Feedback is sometimes caused when your hearing aid isn’t fitting properly. If you have lost weight since you had your hearing aids fitted, or if your hearing aids a bit older, you may have a loose fit. Getting an adjustment from the seller is the only good remedy to this one.
Earwax And Feedback
With regards to hearing aids, earwax is not a friend. One of the main reasons that hearing aids don’t fit right is because of the buildup of earwax on the casing. Now, feedback is again being caused by a loose fit. Read the manual that you got with your hearing aids or else contact the retailer to determine exactly how to clean earwax off without damaging the device.
Maybe It’s Only Broke
This is your next thing to start thinking about when you’ve tried everything else. Feedback can absolutely be caused by a broken or damaged hearing aid. The casing could have a crack in it somewhere, for example. You should never attempt to fix this at home. Make an appointment with a hearing aid expert to get a repair.

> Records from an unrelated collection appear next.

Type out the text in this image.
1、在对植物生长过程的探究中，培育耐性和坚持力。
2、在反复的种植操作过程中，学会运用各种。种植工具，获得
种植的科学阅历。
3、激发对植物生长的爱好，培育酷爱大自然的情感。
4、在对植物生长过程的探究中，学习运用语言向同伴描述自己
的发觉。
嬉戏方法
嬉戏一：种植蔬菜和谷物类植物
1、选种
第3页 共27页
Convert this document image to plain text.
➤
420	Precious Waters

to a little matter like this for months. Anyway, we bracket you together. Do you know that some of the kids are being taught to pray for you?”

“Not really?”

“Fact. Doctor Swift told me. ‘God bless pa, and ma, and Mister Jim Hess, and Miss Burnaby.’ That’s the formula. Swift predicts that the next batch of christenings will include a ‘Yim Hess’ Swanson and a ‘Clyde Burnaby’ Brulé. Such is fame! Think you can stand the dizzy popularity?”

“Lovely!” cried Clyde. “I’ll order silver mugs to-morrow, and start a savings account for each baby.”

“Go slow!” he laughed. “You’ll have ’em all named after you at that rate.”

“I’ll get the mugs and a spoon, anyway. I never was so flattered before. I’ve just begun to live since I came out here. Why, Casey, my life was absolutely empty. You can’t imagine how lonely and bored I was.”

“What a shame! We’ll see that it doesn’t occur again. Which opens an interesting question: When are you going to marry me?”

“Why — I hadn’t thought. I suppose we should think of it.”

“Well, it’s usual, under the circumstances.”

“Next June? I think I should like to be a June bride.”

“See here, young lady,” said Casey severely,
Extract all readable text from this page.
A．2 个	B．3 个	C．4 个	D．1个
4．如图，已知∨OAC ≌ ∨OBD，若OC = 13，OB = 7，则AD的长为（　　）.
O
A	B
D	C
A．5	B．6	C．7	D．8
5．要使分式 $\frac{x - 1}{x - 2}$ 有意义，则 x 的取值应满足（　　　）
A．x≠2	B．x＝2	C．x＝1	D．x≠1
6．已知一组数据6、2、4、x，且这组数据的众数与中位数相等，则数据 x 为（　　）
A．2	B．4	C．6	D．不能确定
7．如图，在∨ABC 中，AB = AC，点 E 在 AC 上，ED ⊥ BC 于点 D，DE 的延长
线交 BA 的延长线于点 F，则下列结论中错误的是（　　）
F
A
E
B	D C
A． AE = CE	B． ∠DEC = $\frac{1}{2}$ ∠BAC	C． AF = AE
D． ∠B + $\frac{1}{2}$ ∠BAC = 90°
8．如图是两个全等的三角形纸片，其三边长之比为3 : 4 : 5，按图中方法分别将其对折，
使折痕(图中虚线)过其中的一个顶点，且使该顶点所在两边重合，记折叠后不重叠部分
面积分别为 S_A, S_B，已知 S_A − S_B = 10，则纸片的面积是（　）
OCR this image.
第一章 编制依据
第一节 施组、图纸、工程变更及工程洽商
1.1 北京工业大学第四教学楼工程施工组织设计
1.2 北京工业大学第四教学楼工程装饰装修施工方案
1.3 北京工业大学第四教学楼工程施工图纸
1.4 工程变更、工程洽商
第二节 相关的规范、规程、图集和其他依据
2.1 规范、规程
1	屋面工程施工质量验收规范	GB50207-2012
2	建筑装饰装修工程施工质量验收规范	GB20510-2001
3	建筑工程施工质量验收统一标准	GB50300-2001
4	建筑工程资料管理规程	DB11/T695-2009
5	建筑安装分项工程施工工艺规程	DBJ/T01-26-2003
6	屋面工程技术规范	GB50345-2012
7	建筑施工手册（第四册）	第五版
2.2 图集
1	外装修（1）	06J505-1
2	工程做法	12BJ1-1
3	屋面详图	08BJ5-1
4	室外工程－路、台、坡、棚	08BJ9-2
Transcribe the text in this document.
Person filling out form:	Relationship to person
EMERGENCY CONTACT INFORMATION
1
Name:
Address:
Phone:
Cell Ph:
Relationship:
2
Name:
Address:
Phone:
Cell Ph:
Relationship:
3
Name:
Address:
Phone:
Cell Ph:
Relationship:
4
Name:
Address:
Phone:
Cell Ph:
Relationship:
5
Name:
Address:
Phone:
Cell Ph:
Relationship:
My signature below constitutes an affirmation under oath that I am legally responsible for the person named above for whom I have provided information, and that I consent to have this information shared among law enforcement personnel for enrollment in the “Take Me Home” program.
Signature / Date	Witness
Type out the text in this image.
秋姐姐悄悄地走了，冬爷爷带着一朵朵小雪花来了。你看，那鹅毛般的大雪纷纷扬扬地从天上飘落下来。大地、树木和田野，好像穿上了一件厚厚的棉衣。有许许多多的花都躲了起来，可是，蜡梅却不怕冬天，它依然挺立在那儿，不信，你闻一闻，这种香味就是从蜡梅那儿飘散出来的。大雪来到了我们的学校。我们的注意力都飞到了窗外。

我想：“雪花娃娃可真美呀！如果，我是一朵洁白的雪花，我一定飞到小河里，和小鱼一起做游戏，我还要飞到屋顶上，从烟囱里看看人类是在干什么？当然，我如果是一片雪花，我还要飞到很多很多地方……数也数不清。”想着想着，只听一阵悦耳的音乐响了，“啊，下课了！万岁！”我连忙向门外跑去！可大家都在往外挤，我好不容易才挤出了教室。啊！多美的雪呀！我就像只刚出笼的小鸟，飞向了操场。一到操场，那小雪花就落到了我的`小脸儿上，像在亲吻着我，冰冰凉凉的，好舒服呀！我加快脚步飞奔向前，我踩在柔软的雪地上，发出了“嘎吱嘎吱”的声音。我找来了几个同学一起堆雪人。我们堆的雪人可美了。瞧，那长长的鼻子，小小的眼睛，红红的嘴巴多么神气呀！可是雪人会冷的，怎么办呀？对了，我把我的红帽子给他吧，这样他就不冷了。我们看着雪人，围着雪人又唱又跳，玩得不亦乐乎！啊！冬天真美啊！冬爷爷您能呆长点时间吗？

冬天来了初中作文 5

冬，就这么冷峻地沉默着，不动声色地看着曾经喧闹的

Occasionally What Sounds Like Feedback is Really Something Else Entirely
You may well be hearing something that sounds like feedback but it’s actually not. A low battery or other potential problems can cause a warning sound in many devices. The sound should be carefully listened to. Is it actually a whistling noise or does it sound more like a beep? Check the users-manual to find out if your device comes with this feature and what other warning sounds you should listen for in the future.
It doesn’t make a difference what brand or style you use. Many brands of hearing aids are capable of producing it and the cause is typically quite clear.